Koman mengatakan bahwa militer Indonesia melancarkan serangan pembalasan yang besar setelah mereka dibebaskan dan dia khawatir mereka akan melakukan hal yang sama.
“Hal ini didasarkan pada pola di mana akan ada serangan balasan dan seperti pagi ini telah terjadi serangan bentrokan bersenjata di daerah lain di Papua Barat. Saya pikir itu pasti terjadi mengingat intensitas konflik bersenjata.”
‘Ketakutan akan potensi pembalasan’
Pakar geopolitik Pasifik dan dosen Massey University, Anna Powles mengatakan bahwa Mehrtens sudah lama tertunda untuk dibebaskan, tetapi ini adalah “kemenangan yang pahit-manis”.
“Ada juga kekhawatiran yang kuat yang telah disuarakan oleh para pemimpin aktivis Papua akan adanya kemungkinan pembalasan dari militer Indonesia setelah perhatian dunia internasional teralihkan dari Papua.”

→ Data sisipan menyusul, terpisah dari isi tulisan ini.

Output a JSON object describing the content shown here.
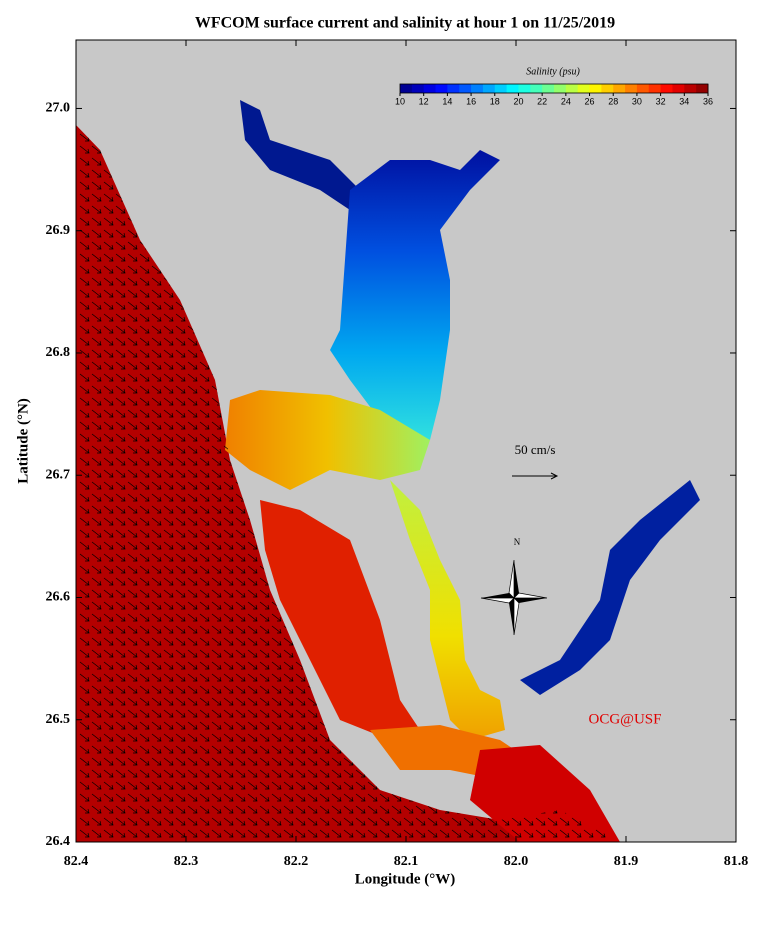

Seorang juru bicara Kedutaan Besar Indonesia di Wellington mengatakan bahwa pemerintah Indonesia “berpandangan bahwa ini adalah tuduhan yang tidak berdasar”.
“Militer Indonesia sangat menjunjung tinggi integritasnya untuk memastikan keamanan dan kesejahteraan masyarakat di wilayah tersebut, terutama mereka yang hidup di bawah ancaman serangan dan teror terus menerus dari kelompok kriminal bersenjata,” ujar juru bicara tersebut.

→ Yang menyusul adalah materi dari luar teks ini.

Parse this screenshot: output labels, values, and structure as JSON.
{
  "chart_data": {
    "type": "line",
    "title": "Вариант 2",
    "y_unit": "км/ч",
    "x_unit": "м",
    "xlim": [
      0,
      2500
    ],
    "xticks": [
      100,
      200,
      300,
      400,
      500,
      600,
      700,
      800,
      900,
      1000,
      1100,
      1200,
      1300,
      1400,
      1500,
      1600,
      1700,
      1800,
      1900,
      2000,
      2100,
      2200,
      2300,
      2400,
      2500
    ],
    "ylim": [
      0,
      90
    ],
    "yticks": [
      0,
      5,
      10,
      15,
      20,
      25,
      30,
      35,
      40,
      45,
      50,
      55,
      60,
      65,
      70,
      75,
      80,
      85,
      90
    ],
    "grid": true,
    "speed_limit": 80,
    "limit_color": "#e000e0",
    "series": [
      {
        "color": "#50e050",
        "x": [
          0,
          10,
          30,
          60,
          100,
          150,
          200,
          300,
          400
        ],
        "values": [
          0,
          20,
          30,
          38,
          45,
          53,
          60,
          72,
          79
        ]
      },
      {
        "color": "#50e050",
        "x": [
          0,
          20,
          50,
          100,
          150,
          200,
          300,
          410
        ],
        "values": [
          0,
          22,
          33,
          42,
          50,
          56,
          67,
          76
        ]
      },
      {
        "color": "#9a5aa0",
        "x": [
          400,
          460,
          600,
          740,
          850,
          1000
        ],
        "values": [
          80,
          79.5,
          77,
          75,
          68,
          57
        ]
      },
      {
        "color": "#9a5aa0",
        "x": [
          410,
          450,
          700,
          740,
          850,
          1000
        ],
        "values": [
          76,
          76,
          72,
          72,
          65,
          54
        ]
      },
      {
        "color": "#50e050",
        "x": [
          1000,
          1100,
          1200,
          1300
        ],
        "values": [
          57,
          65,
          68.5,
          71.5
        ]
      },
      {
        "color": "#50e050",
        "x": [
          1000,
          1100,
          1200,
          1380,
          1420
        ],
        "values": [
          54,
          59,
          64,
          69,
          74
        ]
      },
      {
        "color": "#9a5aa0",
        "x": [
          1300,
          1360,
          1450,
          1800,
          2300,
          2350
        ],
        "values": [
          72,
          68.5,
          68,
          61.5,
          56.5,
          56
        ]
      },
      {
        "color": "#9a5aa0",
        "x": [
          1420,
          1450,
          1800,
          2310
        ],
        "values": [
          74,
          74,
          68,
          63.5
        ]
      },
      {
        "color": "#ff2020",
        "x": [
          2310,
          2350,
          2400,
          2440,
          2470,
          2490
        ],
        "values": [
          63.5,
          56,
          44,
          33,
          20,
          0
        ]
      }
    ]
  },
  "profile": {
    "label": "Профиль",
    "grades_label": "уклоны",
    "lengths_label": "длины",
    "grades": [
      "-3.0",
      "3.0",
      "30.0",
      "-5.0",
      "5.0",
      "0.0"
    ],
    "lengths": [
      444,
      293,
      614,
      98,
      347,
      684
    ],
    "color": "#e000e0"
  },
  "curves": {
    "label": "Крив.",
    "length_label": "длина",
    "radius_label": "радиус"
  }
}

“Ancaman dari pemberontakan tidak memberikan pembenaran hukum untuk penggunaan kekuatan militer secara besar-besaran dan penyalahgunaan kekuatan militer. Angkatan bersenjata Indonesia menerima seminar dan pelatihan hak asasi manusia dan hukum perang sebagai bagian dari program yang luas.”
Mereka mengatakan bahwa pemerintah Indonesia berkomitmen pada “kebijakan lama untuk menghormati dan mempromosikan Hak Asasi Manusia” dan kebijakan ketatnya untuk tidak memberikan impunitas bagi pelanggaran yang dilakukan oleh pasukan keamanan.
‘Keterlibatan yang konstruktif dengan Indonesia sangat penting’
Perdana Menteri Selandia Baru Christopher Luxon ditanya pada hari Rabu apakah ia telah memikirkan atau menerima saran mengenai kekhawatiran akan serangan militer Indonesia di Papua Barat.
“Itu pertama kalinya saya mendengar komentar tersebut. Saya menghargai situasi yang menantang di sana dan ada percakapan internal di sana, tetapi kami menghormati kedaulatan Indonesia.”
Panglima TNI Berharap warga sipil tidak memegang senjata
Panglima TNI Jenderal Agus Subiyanto berharap kondisi Papua lebih aman pascapembebasan Pilot Susi Air Philip Mark Mehrtens yang disandera kelompok bersenjata pimpinan Egianus Kogoya.
Agus juga mewanti-wanti perihal kepemilikan senjata yang dilakukan oleh warga sipil. Dia meminta agar ke depan tidak ada lagi pemegang senjata selain aparat TNI-Polri.
“Karena selagi ada senjata masih bahaya, secara undang-undang pemegang senjata adalah TNI-Polri,” katanya dalam keterangan tertulis, Rabu 25 September 2024 yang dikutib dari tempo.co.